Cuando no pude más porque mi cuerpo amenazaba con entrar en colapso, me levanté ipso facto de un salto de la cama y me fui a mojar la nuca y la cabeza para intentar aplacar los nervios e intentar frenar el sudor. Estando debajo del grifo traté de calmar la respiración, inhalando hondo por la nariz y exhalando todo el aire por la boca. Repetí reiteradas veces este ejercicio, pues estaba muy acelerada y me estaba costando bastante recuperar la compostura.
Por un momento pensé en llamar a Robert, aunque finalmente decidí no molestarlo. Ya había hecho bastante por mí y tampoco quería hablar de Martín en este momento. Me decanté por dar vueltas por la casa, sin un rumbo predestinado, simplemente por mantenerme realizando alguna actividad, lo más distraída posible. Solamente me detuve cuando vi una pequeña librería con varios volúmenes de la que no había reparado hasta entonces. Escogí un tomo de los que había porque su portada captó mi atención, era una fusión entre un cerebro y una bombilla. Se titulaba: "Psicología: María", por lo que supuse que estaba escrito por esa tal María.
Comencé a leerlo, sentada en el suelo. Me fascinaba la lectura y así al menos entretenía la mente. Al principio me costó concentrarme en él, pero pronto me dejé embriagar por sus páginas. Conecté enseguida con él, pues parecía una historia contada especialmente para mí. La protagonista estaba pasando por una situación similar. ¡Increíble!
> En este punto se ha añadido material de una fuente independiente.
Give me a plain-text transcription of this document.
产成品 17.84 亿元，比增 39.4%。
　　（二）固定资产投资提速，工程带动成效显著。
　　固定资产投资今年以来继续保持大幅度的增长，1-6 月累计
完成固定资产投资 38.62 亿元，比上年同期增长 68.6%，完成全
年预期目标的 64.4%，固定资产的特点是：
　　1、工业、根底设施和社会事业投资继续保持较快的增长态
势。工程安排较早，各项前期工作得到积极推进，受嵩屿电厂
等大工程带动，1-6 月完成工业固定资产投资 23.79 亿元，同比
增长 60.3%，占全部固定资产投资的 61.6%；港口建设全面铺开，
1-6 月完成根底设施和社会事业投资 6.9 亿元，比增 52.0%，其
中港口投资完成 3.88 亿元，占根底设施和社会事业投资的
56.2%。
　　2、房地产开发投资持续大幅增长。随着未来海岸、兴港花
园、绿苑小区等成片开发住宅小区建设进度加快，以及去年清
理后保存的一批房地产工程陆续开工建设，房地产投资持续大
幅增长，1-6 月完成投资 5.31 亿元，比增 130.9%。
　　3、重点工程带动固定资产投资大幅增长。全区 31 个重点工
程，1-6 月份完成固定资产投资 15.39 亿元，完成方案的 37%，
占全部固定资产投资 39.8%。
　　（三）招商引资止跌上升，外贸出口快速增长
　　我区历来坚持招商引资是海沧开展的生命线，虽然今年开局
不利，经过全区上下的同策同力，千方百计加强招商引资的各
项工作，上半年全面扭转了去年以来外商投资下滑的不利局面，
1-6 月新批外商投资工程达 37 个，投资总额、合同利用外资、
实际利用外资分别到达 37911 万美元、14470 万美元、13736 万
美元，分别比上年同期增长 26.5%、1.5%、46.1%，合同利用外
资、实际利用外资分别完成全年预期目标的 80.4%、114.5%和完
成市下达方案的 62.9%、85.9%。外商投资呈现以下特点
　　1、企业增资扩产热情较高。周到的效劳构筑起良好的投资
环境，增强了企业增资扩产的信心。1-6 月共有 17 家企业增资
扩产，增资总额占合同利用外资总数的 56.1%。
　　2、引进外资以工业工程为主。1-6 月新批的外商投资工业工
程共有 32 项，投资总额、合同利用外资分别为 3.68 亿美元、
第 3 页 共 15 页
No podía dar crédito de la similitud que tenía con mi vida y aunque esté mal que lo diga, ver las desgracias de otras me hizo sentir menos desgraciada en este momento. Tenía prisa por saber si la mujer encontraría o no su final feliz y cómo, para seguir sus pasos, pero aún me quedaba un largo camino por delante para descubrirlo.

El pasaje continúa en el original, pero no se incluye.